For all of these it is trivial to transform one to the other. (for
example everything above has been implemented in tcp, which is
inherently one-to-one), however that doesn't make it good to do so.
The important thing tho is that 1-4 above are all degenerate cases of
4 (conversely built up from 1), so they can be mixed and matched with
just a few changes/abstractions.  To use 5 to get the others, you have
to set up a one-to-one system, and then build on top of that,
requiring 2 transforms. This can start to get expensive.

They all also have different use cases. I personally am a big fan of
lots of separate tools for different functions (this is why i hate
memcache based queues). The point I'm trying to  make is, beanstalk
does some things very well. It could do the others also, but why not
use a hammer for the nails, and screwdriver for the screws? A lot of
messaging systems are very much set up for the 1-4 cases. They do a
great job. Beanstalk is really set up for the 5 case. This isn't bad,
nor does it mean that they can't be used in place of each other.

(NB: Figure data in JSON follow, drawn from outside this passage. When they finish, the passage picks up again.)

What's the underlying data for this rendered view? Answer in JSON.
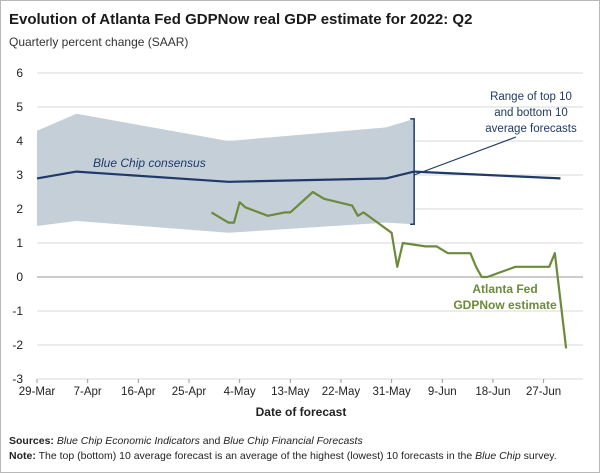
{
  "chart_data": {
    "type": "line",
    "title": "Evolution of Atlanta Fed GDPNow real GDP estimate for 2022: Q2",
    "ylabel": "Quarterly percent change (SAAR)",
    "xlabel": "Date of forecast",
    "ylim": [
      -3,
      6
    ],
    "yticks": [
      "6",
      "5",
      "4",
      "3",
      "2",
      "1",
      "0",
      "-1",
      "-2",
      "-3"
    ],
    "x_range": [
      "2022-03-29",
      "2022-07-04"
    ],
    "x_ticks": [
      {
        "date": "2022-03-29",
        "label": "29-Mar"
      },
      {
        "date": "2022-04-07",
        "label": "7-Apr"
      },
      {
        "date": "2022-04-16",
        "label": "16-Apr"
      },
      {
        "date": "2022-04-25",
        "label": "25-Apr"
      },
      {
        "date": "2022-05-04",
        "label": "4-May"
      },
      {
        "date": "2022-05-13",
        "label": "13-May"
      },
      {
        "date": "2022-05-22",
        "label": "22-May"
      },
      {
        "date": "2022-05-31",
        "label": "31-May"
      },
      {
        "date": "2022-06-09",
        "label": "9-Jun"
      },
      {
        "date": "2022-06-18",
        "label": "18-Jun"
      },
      {
        "date": "2022-06-27",
        "label": "27-Jun"
      }
    ],
    "range_band": {
      "dates": [
        "2022-03-29",
        "2022-04-05",
        "2022-05-02",
        "2022-05-30",
        "2022-06-04"
      ],
      "top": [
        4.3,
        4.8,
        4.0,
        4.4,
        4.65
      ],
      "bottom": [
        1.5,
        1.65,
        1.3,
        1.6,
        1.55
      ]
    },
    "series": [
      {
        "name": "Blue Chip consensus",
        "color": "#1f3a68",
        "dates": [
          "2022-03-29",
          "2022-04-05",
          "2022-05-02",
          "2022-05-30",
          "2022-06-04",
          "2022-06-30"
        ],
        "values": [
          2.9,
          3.1,
          2.8,
          2.9,
          3.1,
          2.9
        ]
      },
      {
        "name": "Atlanta Fed GDPNow estimate",
        "color": "#6b8a3a",
        "dates": [
          "2022-04-29",
          "2022-05-02",
          "2022-05-03",
          "2022-05-04",
          "2022-05-05",
          "2022-05-09",
          "2022-05-12",
          "2022-05-13",
          "2022-05-17",
          "2022-05-19",
          "2022-05-24",
          "2022-05-25",
          "2022-05-26",
          "2022-05-31",
          "2022-06-01",
          "2022-06-02",
          "2022-06-06",
          "2022-06-08",
          "2022-06-10",
          "2022-06-14",
          "2022-06-15",
          "2022-06-16",
          "2022-06-17",
          "2022-06-22",
          "2022-06-24",
          "2022-06-28",
          "2022-06-29",
          "2022-07-01"
        ],
        "values": [
          1.9,
          1.6,
          1.6,
          2.2,
          2.05,
          1.8,
          1.9,
          1.9,
          2.5,
          2.3,
          2.1,
          1.8,
          1.9,
          1.3,
          0.3,
          1.0,
          0.9,
          0.9,
          0.7,
          0.7,
          0.3,
          0.0,
          0.0,
          0.3,
          0.3,
          0.3,
          0.7,
          -2.1
        ]
      }
    ],
    "annotations": {
      "range_line1": "Range of top 10",
      "range_line2": "and bottom 10",
      "range_line3": "average forecasts",
      "bluechip_label": "Blue Chip consensus",
      "gdpnow_line1": "Atlanta Fed",
      "gdpnow_line2": "GDPNow estimate"
    },
    "grid": "horizontal",
    "band_color": "#c5cfd8",
    "bracket_color": "#1f3a68"
  },
  "notes": {
    "sources_label": "Sources:",
    "sources_part1": "Blue Chip Economic Indicators",
    "sources_and": "and",
    "sources_part2": "Blue Chip Financial Forecasts",
    "note_label": "Note:",
    "note_text1": "The top (bottom) 10 average forecast is an average of the highest (lowest) 10 forecasts in the",
    "note_italic": "Blue Chip",
    "note_text2": "survey."
  }
}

Another thing to address here is persistance. It is nice, but computer
people (actually anyone with the engineering mindset...) get hung up
on the concept of guarantee. There are many cases where persistence at
the message server is the right answer, but there are many cases where
it is the lazy (sort of wrong) and wrong answer.  The best example is
the 0mq guys. Their message system has no store and forward concept.
heck, if you are not connected to the right channel when a message is
sent, you will never get it. In their world (finance) this is
desirable, since the stock price 100 ms ago can lose you a lot of
money now.  I've frequently had disccusions like this before:

me "use brand X non-persistant queue"
them "omg! no persistence, it's evil"
me "does your problem need persistence for real?"
them "oh... uh.. actually no"

Basically persistence is frequently an assumed need that goes
unexamined in many cases. (of course if persistence is actually
needed, the above doesn't apply... I'm not knocking the concept).

In short, all of this is just a long-winded expansion on my earlier
reply to Keith (about my co-worker and I deciding they should have
included bonjur/zeroconf and D-BUS to the list).